The most damaging material, by the publishers’ account, surfaced in an April deposition. OpenAI data privacy engineer Vinnie Monaco reportedly said the company had already run internal searches of its training data for copyrighted journalism — something OpenAI had previously told the court and plaintiffs it could not do, bestmediainfo.com reported. The same deposition allegedly revealed an internal database of roughly 78 million de-identified ChatGPT conversations, built to gauge infringement frequency, plus a tool called a “Bloom filter” under an internal project named “Project Giraffe” that tracked regurgitation in outputs. New York Times lead attorney Ian Crosby, as cited by Storyboard18, said OpenAI had misled the newspapers, the public and the court for more than two years by claiming searches of ChatGPT outputs for copies of the publishers’ content were not feasible while allegedly conducting those searches internally. Daily News attorney Steven Lieberman told Reuters, as relayed by bestmediainfo.com, that the motion is meant to “punish OpenAI for hiding and destroying evidence showing how ChatGPT was trained on stolen journalism.”

what OpenAI says

OpenAI disputes the characterization. A spokesperson told media, per Yahoo News Canada: “As the Times’ case weakens and they’ve been forced to drop claims against us, they’re persisting with their efforts to invade the privacy of people who have nothing to do with this case, including by making these blatantly false allegations.
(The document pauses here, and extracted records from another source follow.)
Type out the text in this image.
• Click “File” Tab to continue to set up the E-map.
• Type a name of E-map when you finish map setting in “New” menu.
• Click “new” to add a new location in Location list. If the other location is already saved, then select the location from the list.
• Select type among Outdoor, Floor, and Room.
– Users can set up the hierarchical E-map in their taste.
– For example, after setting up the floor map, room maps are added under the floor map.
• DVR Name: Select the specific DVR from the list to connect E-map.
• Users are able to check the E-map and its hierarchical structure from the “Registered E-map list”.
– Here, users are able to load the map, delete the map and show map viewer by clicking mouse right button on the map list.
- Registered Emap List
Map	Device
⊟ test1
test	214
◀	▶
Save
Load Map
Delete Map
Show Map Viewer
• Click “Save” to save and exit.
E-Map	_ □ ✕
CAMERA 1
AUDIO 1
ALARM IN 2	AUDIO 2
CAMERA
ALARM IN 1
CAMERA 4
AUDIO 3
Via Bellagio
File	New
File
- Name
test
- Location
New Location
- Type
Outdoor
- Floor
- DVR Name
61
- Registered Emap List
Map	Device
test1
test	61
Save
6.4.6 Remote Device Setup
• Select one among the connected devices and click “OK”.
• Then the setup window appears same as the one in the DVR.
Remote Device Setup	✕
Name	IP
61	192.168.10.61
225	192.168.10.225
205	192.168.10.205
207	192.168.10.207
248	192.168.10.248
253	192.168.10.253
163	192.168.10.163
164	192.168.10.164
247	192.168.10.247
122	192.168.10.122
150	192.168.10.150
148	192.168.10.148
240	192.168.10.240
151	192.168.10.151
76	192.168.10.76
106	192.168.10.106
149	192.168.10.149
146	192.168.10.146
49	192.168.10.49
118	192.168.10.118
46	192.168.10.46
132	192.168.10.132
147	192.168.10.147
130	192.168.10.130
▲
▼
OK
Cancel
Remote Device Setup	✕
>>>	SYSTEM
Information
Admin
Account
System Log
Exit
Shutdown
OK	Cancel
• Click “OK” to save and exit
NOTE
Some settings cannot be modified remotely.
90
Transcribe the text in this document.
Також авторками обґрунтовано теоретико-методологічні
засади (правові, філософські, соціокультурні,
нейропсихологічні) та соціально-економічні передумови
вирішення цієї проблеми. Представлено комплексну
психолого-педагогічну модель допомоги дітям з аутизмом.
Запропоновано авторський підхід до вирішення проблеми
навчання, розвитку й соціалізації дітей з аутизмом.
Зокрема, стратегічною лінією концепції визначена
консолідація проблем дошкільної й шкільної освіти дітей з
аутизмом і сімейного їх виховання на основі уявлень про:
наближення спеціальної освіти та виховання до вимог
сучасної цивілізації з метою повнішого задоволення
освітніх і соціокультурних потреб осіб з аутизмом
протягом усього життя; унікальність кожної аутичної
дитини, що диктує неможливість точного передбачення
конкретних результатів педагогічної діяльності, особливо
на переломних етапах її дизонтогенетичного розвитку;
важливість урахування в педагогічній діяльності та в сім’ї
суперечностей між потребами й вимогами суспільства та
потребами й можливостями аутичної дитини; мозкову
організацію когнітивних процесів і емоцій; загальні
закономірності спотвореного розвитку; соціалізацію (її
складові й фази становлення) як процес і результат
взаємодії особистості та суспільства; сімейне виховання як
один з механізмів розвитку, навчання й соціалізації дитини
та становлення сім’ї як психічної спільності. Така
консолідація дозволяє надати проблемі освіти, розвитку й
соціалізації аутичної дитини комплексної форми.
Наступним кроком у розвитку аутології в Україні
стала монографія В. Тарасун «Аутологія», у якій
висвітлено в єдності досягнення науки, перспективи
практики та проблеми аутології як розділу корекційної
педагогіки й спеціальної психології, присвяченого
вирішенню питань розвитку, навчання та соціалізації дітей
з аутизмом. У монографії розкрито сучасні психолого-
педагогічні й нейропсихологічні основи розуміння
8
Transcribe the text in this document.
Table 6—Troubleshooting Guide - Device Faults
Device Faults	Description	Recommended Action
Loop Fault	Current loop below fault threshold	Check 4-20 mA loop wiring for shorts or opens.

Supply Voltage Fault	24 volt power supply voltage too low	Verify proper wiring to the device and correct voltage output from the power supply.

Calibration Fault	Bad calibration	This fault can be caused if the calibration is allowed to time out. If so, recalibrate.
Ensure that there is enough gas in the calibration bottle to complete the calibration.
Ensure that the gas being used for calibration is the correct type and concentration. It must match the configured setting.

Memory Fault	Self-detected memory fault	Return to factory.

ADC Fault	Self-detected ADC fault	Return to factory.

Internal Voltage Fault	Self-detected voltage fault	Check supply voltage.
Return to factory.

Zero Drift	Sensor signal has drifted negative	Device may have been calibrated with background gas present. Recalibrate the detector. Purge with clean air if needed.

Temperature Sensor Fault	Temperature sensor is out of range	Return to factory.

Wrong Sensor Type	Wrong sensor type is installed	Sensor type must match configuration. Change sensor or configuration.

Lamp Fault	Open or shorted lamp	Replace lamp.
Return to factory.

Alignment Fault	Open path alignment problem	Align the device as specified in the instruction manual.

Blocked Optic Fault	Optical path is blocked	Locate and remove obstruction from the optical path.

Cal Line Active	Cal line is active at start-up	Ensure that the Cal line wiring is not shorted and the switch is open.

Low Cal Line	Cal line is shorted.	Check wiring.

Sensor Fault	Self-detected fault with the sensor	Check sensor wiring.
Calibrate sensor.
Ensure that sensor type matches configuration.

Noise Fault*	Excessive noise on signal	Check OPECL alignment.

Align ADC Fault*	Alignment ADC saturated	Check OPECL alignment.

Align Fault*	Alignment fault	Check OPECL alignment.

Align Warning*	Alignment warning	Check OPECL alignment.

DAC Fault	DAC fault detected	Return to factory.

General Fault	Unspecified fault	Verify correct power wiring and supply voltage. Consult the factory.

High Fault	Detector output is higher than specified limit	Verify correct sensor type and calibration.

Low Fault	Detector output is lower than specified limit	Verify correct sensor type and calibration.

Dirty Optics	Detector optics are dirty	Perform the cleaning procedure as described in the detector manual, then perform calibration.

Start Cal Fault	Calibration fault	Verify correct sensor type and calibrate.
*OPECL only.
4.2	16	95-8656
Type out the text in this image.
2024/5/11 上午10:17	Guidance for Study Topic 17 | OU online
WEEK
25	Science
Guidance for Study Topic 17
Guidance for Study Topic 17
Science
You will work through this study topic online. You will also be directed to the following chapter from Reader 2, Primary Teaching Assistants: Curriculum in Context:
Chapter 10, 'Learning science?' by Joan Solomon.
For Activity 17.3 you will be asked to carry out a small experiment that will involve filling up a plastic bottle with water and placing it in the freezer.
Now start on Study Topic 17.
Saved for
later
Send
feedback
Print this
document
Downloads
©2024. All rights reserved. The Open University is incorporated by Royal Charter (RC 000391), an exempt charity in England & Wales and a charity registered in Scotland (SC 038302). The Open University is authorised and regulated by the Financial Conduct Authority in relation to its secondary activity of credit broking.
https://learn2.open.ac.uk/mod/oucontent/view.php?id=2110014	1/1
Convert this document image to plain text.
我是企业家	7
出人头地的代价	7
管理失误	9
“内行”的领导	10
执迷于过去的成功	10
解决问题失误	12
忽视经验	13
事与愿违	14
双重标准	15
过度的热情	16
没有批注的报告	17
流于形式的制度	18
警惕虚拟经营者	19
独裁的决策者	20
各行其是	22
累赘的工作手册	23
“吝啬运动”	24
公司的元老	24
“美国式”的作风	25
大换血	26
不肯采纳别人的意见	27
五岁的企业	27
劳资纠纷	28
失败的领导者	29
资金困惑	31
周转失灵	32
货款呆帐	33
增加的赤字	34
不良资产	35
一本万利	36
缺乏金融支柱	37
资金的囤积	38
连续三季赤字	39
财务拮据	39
We’ll continue defending our users’ privacy and the long-established principles of fair use.” Spokesperson Drew Pusateri offered a similar line to Reuters, according to bestmediainfo.com, framing the sanctions push as retaliation for a weakening case rather than genuine spoliation. Notably, Microsoft — named as a co-defendant in the original 2023 suit for allegedly using millions of the Times’ articles to train the models behind ChatGPT — is not a target of this particular sanctions filing, Crypto Briefing noted.

why it matters for the industry

The stakes go beyond one lawsuit. The Times sued OpenAI and Microsoft in December 2023, and the case was later consolidated with suits from other publishers, including the Daily News and its seven sister papers, bestmediainfo.com reported. Both defendants’ motions to dismiss were denied on the core copyright claims, which are now in discovery — precisely the stage where the publishers say OpenAI stonewalled, per Crypto Briefing. Sanctions motions like this one ask judges to consider an adverse-inference instruction: if a court finds OpenAI failed to preserve evidence, jurors could be told to assume the missing logs would have supported the infringement claims, a presumption Crypto Briefing called potentially “devastating for OpenAI’s defense.” The dispute sits alongside a wider wave of AI training-data litigation — a December suit from journalists including former Times reporter John Carreyrou and ex-Wall Street Journal reporter Philip Shishkin accused OpenAI, Anthropic, Google, Meta, xAI and Perplexity of illegally copying copyrighted books to train commercial models, per Yahoo News Canada. According to bestmediainfo.com, the Times has reportedly spent more than $28 million on litigation against AI companies, including a separate suit against Perplexity, underscoring how costly and protracted this fight has become for publishers with far shallower pockets. How the judge rules on sanctions — and whether an adverse-inference instruction materializes — will likely shape not just this case’s trajectory but the leverage publishers bring to licensing talks with every major model builder watching from the sidelines.

"This is a case about copying. There is no question that it happened. Nor should there be one about what was copied, how often, or to what end. The evidence is in OpenAI's training datasets and ChatGPT output logs. But instead of just producing that evidence at the start of the case and focusing on the merits of its fair use defense, OpenAI chose obstruction."